Press Release Economic Discussion 1: Penggunaan Utang Luar Negeri Dalam Penanganan Krisis di Indonesia

by Research Division HIMA ESP FEB Unpad

Utang luar negeri (foreign debt) selalu menjadi isu yang tidak terlepas dalam perbincangan ekonomi dan politik. Pada sisi ekonomi, pemerintah mengeluarkan utang negara sebagai alat untuk menjadi sumber dana dalam membiayai berbagai program pemerintah dan juga melakukan intervensi pasar terhadap sektor riil. Namun secara politik, utang negara utamanya yang didanai dari luar negeri sering menjadi bahan bagi kubu-kubu oposisi sebagai amunisi untuk menyerang kebijakan pemerintah.

Utang luar negeri ini memiliki hubungan yang kuat dalam situasi krisis. Bila kembali pada tahun 97/98 lalu, utang luar negeri swasta yang terlalu besar menjadi salah satu penyebab krisis menerpa Indonesia, sehingga membuat pertumbuhan ekonomi Indonesia menukik kebawah di angka -13,3%. Utang luar negeri swasta yang terlalu besar ini disinyalir terjadi sebagai akibat minimnya pengawasan pemerintah saat itu terhadap aliran utang luar negeri swasta dan lemahnya sistem perbankan nasional kala itu (Tarmidi, 1998).

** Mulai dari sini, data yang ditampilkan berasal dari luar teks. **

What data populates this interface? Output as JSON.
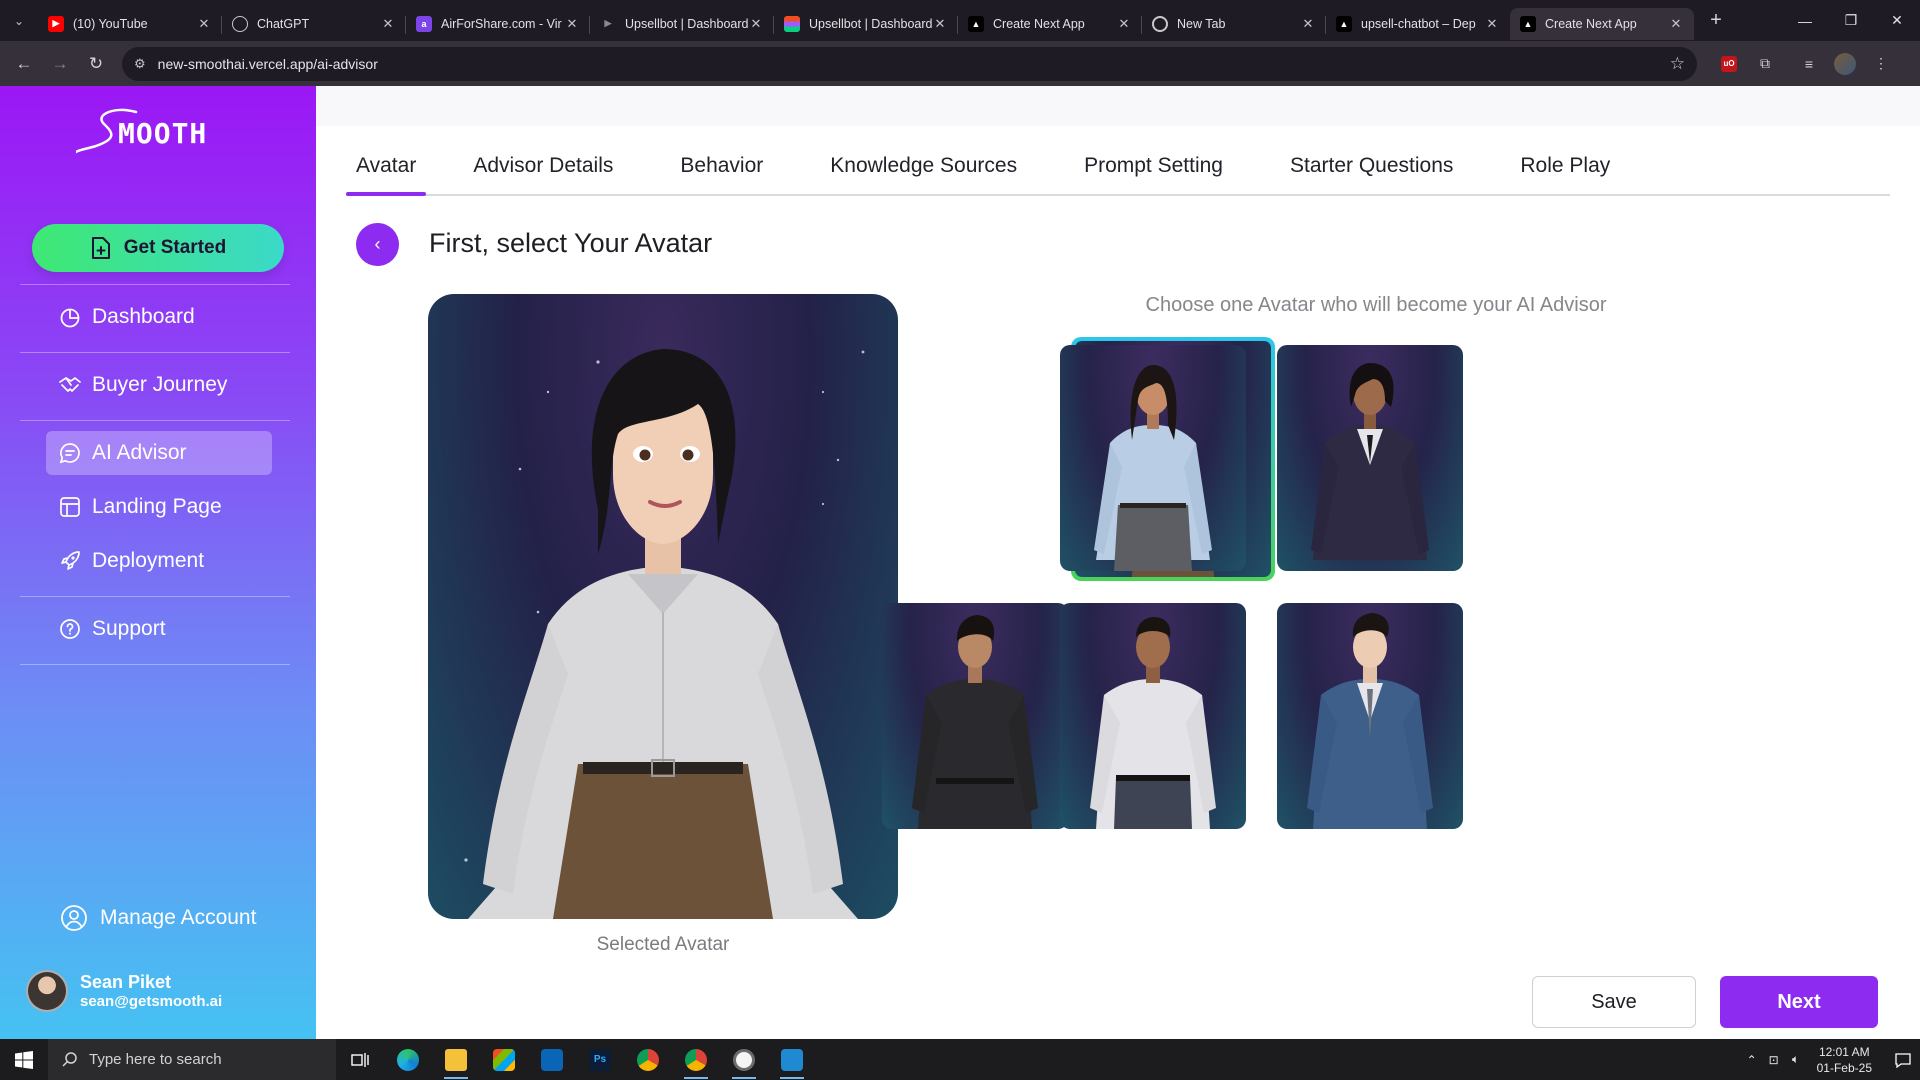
{
  "browser": {
    "tabs": [
      {
        "title": "(10) YouTube",
        "icon": "youtube-icon",
        "color": "#ff0000"
      },
      {
        "title": "ChatGPT",
        "icon": "chatgpt-icon",
        "color": "#5a5a5a"
      },
      {
        "title": "AirForShare.com - Vir",
        "icon": "airforshare-icon",
        "color": "#7b45e8"
      },
      {
        "title": "Upsellbot | Dashboard",
        "icon": "upsellbot-icon",
        "color": "#3a3a3a"
      },
      {
        "title": "Upsellbot | Dashboard",
        "icon": "figma-icon",
        "color": "#a259ff"
      },
      {
        "title": "Create Next App",
        "icon": "vercel-icon",
        "color": "#000000"
      },
      {
        "title": "New Tab",
        "icon": "chrome-icon",
        "color": "#5a5a5a"
      },
      {
        "title": "upsell-chatbot – Dep",
        "icon": "vercel-icon",
        "color": "#000000"
      },
      {
        "title": "Create Next App",
        "icon": "vercel-icon",
        "color": "#000000",
        "active": true
      }
    ],
    "url": "new-smoothai.vercel.app/ai-advisor"
  },
  "sidebar": {
    "brand": "MOOTH",
    "get_started": "Get Started",
    "items": [
      {
        "label": "Dashboard",
        "icon": "pie-chart-icon"
      },
      {
        "label": "Buyer Journey",
        "icon": "handshake-icon"
      },
      {
        "label": "AI Advisor",
        "icon": "chat-bubble-icon",
        "active": true
      },
      {
        "label": "Landing Page",
        "icon": "layout-icon"
      },
      {
        "label": "Deployment",
        "icon": "rocket-icon"
      },
      {
        "label": "Support",
        "icon": "help-circle-icon"
      }
    ],
    "manage_account": "Manage Account",
    "user": {
      "name": "Sean Piket",
      "email": "sean@getsmooth.ai"
    }
  },
  "main": {
    "tabs": [
      "Avatar",
      "Advisor Details",
      "Behavior",
      "Knowledge Sources",
      "Prompt Setting",
      "Starter Questions",
      "Role Play"
    ],
    "active_tab": "Avatar",
    "title": "First, select Your Avatar",
    "selected_caption": "Selected Avatar",
    "choose_caption": "Choose one Avatar who will become your AI Advisor",
    "avatars": [
      {
        "name": "female-casual-white-shirt",
        "selected": true
      },
      {
        "name": "female-blue-shirt"
      },
      {
        "name": "female-suit"
      },
      {
        "name": "male-black-shirt"
      },
      {
        "name": "male-white-shirt"
      },
      {
        "name": "male-blue-suit"
      }
    ],
    "save": "Save",
    "next": "Next"
  },
  "taskbar": {
    "search_placeholder": "Type here to search",
    "time": "12:01 AM",
    "date": "01-Feb-25"
  },
  "colors": {
    "accent": "#8d2bf0",
    "sidebar_top": "#9b17f5",
    "sidebar_bottom": "#45c2f2",
    "get_started_start": "#3ee872",
    "get_started_end": "#3bd9c9"
  }
}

Smentara itu, pemerintah pada kala itu melakukan kesepakatan dengan IMF melalui LoI (Letter of Intent) pada 31 Oktober 1997 agar Indonesia diberikan bantuan pinjaman selama tiga tahun berturut senilai US$ 43 milyar yang kemudian berlanjut oleh LoI lain pada Januari dan April 1998 dengan syaratnya adalah menutup 16 bank yang sudah tidak memiliki harapan untuk “hidup” dan salah satu yang paling kontroversial adalah memotong bantuan subsidi kepada rakyat miskin. Walaupun bantuan dari IMF tersebut telah datang tetapi nyatanya tidak memberi dampak yang terlalu signifikan, bahkan pada akhir Desember nilai tukar rupiah berada di angka Rp5.700/US$ yang sebelumnya hanya berkisar Rp2000/US$ dan utang pemerintah di angka US$ 174,2 milyar (Ketika Indonesia Bertekuk Lutut Kepada IMF – Tirto.ID).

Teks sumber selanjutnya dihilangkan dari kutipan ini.